El anuncio de San Luis causó sorpresa, sobre todo porque el argumento que se dio también fue el del ahorro de energía, pese a que esa provincia fue la primera en oponerse al plan de uso racional de la energía, que impulsa la presidenta Cristina Fernández de Kirchner. De hecho, luego de firmar el decreto 1693/08, que ordenaba cambiar todos los relojes del país el 19 de octubre pasado, la Presidenta debió firmar un segundo decreto que exceptuaba a San Luis, Catamarca, La Rioja, Mendoza, Salta, San Juan, La Pampa, Neuquén, Río Negro, Chubut, Santa Cruz, Tierra del Fuego, y a la Antártida e Islas del Atlántico Sur. A último momento, se sumó Jujuy.

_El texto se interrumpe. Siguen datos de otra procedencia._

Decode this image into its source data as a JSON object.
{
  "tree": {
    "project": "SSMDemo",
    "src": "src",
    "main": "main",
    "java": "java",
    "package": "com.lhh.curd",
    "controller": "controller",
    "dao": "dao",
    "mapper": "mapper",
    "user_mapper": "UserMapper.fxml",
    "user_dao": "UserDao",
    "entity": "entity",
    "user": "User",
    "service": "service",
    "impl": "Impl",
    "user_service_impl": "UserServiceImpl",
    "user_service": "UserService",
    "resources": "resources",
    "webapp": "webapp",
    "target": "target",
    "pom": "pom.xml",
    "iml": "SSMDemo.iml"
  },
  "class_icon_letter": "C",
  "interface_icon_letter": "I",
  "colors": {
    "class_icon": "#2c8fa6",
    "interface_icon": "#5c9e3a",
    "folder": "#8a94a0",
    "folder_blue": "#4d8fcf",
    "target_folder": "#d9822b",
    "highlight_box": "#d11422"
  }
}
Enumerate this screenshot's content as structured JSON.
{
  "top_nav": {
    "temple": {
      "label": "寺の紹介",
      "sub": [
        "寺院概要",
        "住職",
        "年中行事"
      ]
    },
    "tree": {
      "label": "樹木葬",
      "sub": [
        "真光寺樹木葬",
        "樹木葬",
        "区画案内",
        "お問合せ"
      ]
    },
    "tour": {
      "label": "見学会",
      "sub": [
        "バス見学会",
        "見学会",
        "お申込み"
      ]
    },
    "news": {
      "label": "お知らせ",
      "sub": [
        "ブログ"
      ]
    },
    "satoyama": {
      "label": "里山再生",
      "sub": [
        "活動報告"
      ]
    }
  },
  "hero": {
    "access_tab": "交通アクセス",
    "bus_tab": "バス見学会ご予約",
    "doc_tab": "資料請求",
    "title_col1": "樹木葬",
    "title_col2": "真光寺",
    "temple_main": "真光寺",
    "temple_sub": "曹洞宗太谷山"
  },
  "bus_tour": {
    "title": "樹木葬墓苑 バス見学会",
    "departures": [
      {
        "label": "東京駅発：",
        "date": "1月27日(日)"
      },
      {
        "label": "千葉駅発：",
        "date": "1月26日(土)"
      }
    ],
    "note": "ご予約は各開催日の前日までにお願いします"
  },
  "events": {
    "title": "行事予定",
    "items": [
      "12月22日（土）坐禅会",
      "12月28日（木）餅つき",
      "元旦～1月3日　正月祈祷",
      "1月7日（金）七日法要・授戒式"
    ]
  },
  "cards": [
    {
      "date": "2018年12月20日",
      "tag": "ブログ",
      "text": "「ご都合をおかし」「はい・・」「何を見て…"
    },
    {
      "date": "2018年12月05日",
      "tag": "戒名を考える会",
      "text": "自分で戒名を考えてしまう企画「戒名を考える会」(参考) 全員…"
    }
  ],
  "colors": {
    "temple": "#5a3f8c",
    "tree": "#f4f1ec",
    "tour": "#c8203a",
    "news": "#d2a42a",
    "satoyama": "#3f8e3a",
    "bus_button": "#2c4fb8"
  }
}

Vale recordar que la modificación del huso horario, en la zona Este del País, a la que adhirió Tucumán, a pesar de formar parte del Noroeste argentino, fue implementada por la Nación en el afán de contar con días más largos durante el verano, que permitan un mayor aprovechamiento de la luz solar y así producir un ahorro energético. La ley 26.350, sancionada el 26 de diciembre de 2007 a efectos de ahorrar energía, estableció como hora oficial de invierno la del huso de tres horas al Oeste de Greenwich (-3) y para el verano, la del huso -2.

Objetivo incumplido

El objetivo de lograr un ahorro de energía al aprovechar una hora más de luz natural se logró, aunque en inferior proporción a lo esperado. La baja en el consumo no fue muy significativa (por no decir insignificante), al menos en Tucumán. Según fuentes de la Empresa Distribuidora de Energía de Tucumán (EDET S.A.), la demanda diaria cayó, en promedio, un 2,5 por ciento por el cambio de horario; mientras que para los denominados horarios picos de consumo el gasto energético bajó entre 500 y 600 MW.

Los expertos en la materia consideran que podría haberse conseguido un ahorro mayor, sin necesidad de cambiar el huso horario, si desde el Estado se hubieran adoptado otro tipo de medidas. Por ejemplo, realizando una modificación en los horarios de atención en organismos estatales o ejerciendo un mayor control sobre el estado del alumbrado público, para que no haya luces encendidas a plena luz del día, como sucedió en barios puntos de San Miguel de Tucumán durante todo el verano. Y, fundamentalmente, mediante una distribución realmente masiva de lámparas de bajo consumo, las que, pese a los compromisos oficiales, llegaron a muy pocos hogares.

En definitiva, en la balanza parecen pesar más los puntos negativos que los positivos respecto a la instrumentación de la cuestionada medida, que habrá que revisar en el futuro.

Máxime teniendo en cuenta que, por acompañar la decisión de la Nación, Tucumán se convirtió durante cuatro meses en una especie de isla del NOA, puesto que Salta y Jujuy no se adhirieron a la medida nacional, generando enormes perjuicios a quienes por razones laborales debían viajar a esas provincias periódicamente.